On December 18, hackers attacked up to 190,000 WordPress websites per hour to get them to produce monero, according to security company Wordfence.
For ransomware attacks, monero is now "one of the favourites, if not the favourite", said Matt Suiche, the founder of Dubai-based security firm Comae Technologies.
Monero quadrupled in value to US$349 in the final two months of 2017, according to coinmarketcap.com, placing it among a number of upstart coins that rose faster than bitcoin, the world's most valuable digital currency.
Bitcoin roughly doubled in the same period, according to data compiled by Bloomberg.
In monero's case, criminals are snapping it up because blockchain, the underlying technology in bitcoin, can work against them.
As a digital ledger technology, blockchain meticulously records which addresses send and receive transactions, including the exact time and amount – great data to use as evidence.
Match an address to a crime and then watch the bitcoin universe carefully, and you can see the funds disappear and reappear in other locations.
Sleuths have developed databases and techniques for digesting such information to eventually capture wrongdoers.
Started in 2014, monero is very different. It encrypts the recipient's address on its blockchain and generates fake addresses to obscure the real sender. It also obscures the amount of the transaction.
The techniques are so potent that software used to flag coins suspected of being obtained through crime now tags just about anything converted into or out of monero as high risk, according to Pawel Kuskowski, the chief executive at Coinfirm, which helps exchanges and other companies avoid tainted money.
Kuskowski said that compares with only about 10 per cent of bitcoin.
"What we treat 'high risk' is something that's anonymising funds. How are you going to prove that these funds are not coming from illegal sources?" he said.
Monero is one of many privacy-focused coins, each offering different security features.
Its main competitor, Zcash – which is not known to have a significant criminal following – can offer even better privacy protection.

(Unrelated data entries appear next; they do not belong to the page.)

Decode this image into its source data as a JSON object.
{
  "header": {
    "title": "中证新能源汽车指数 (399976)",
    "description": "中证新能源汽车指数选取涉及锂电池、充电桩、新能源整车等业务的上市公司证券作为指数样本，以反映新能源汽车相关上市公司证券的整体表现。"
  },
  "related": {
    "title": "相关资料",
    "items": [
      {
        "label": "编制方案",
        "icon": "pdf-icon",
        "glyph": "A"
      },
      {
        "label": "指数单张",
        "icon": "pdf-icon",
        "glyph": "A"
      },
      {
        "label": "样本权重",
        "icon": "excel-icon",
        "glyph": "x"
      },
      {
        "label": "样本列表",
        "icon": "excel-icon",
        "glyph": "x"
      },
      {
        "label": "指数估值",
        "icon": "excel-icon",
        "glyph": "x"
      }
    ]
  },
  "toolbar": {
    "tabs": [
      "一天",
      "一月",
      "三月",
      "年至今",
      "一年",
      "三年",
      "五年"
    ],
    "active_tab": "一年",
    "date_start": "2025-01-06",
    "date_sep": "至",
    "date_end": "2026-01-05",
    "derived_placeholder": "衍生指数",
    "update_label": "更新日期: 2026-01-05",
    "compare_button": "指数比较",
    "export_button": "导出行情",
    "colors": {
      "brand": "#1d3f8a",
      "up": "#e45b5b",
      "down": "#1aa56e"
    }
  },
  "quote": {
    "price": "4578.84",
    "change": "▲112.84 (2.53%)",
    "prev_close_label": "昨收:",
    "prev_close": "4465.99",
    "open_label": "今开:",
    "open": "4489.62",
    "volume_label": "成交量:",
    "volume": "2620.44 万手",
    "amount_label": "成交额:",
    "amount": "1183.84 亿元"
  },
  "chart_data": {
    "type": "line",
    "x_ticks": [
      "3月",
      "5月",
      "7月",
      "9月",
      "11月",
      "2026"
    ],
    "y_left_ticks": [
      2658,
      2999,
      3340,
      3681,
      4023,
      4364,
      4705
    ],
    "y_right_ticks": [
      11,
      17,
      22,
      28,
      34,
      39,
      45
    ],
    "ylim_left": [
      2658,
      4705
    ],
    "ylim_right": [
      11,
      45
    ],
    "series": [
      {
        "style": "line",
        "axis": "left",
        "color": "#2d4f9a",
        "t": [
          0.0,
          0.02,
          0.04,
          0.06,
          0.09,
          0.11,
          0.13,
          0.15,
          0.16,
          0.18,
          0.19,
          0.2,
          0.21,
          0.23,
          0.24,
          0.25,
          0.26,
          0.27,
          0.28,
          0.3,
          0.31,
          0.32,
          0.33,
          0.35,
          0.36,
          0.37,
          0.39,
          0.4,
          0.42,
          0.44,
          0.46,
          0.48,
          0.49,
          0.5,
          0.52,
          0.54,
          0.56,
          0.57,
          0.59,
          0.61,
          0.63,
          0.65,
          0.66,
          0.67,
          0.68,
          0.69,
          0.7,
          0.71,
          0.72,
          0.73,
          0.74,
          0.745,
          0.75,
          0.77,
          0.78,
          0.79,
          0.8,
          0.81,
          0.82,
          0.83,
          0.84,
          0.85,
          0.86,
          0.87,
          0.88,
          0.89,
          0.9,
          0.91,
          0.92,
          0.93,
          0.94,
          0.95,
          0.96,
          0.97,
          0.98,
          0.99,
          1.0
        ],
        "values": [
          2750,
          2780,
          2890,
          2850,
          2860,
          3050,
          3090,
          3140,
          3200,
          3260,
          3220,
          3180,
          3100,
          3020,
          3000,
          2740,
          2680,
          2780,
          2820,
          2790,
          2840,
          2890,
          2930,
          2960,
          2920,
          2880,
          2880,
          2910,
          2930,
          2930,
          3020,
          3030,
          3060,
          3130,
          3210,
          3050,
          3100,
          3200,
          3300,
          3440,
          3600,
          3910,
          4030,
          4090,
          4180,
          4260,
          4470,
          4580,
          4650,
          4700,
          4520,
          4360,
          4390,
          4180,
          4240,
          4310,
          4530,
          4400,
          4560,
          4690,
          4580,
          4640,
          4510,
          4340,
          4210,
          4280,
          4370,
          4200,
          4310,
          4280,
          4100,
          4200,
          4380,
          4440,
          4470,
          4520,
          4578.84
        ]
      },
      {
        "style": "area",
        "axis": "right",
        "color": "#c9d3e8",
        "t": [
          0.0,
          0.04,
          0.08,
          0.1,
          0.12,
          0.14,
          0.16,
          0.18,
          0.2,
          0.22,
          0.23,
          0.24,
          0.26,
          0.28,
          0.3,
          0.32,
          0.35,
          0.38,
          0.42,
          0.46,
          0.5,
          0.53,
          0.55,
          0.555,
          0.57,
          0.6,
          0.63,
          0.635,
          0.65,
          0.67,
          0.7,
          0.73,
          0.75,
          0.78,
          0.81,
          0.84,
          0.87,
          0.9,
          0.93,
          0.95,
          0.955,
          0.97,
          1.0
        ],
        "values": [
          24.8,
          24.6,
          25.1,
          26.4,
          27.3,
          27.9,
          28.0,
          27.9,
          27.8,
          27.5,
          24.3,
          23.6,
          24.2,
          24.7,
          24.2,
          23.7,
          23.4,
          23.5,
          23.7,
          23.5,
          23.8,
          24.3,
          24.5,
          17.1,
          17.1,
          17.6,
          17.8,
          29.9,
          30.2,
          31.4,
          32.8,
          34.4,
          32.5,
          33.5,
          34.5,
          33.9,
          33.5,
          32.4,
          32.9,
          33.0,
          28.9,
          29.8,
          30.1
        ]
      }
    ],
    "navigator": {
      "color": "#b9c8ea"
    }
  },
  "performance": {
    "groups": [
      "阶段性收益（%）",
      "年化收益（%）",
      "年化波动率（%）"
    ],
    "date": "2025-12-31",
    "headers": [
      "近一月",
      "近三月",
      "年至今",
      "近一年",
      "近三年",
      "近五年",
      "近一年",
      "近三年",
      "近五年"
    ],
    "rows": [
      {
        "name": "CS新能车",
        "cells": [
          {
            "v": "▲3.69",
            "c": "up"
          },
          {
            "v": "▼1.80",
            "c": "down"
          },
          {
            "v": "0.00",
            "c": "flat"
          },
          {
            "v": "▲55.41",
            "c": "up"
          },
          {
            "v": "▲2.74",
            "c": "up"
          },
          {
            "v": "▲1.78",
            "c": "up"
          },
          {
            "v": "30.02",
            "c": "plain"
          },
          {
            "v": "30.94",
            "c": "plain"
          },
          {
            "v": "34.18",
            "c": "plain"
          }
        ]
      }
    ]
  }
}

Instead of creating fake addresses to hide senders, Zcash encrypts their true address. That makes it impossible to identify senders by looking for correlations in addresses used in multiple transactions to pinpoint the real one – a vulnerability for monero.
Still, Princeton University researchers recently developed a tool that helps them analyse Zcash transactions at least to some extent – but they have not been able to crack monero.
Zcash high-security features, however, cannot be used on disposable "burner" mobile phones, which is a favourite gadget used by criminals to stay anonymous.
Developers behind monero said they simply created a coin that protects privacy. Most people use it legitimately – they just do not want others to know whether they are buying a coffee or a car, said Riccardo Spagni, a core developer at monero.
"As a community, we certainly don't advocate for monero's use by criminals," Spagni said.
"At the same time if you have a decentralised currency, it's not like you can prevent someone from using it. I imagine that monero provides massive advantages for criminals over bitcoin, so they would use monero."
Yet criminals are probably only a fraction of monero's users, according to Lucas Nuzzi, a senior analyst at Digital Asset Research, which provides research to institutional investors.
"As with any disruptive technology, many of the initial use cases revolve around illicit activities," Nuzzi said.
But as everyday people grow concerned about privacy and surveillance, "there is utility in these currencies that go beyond just a means of exchange for illicit goods", he said.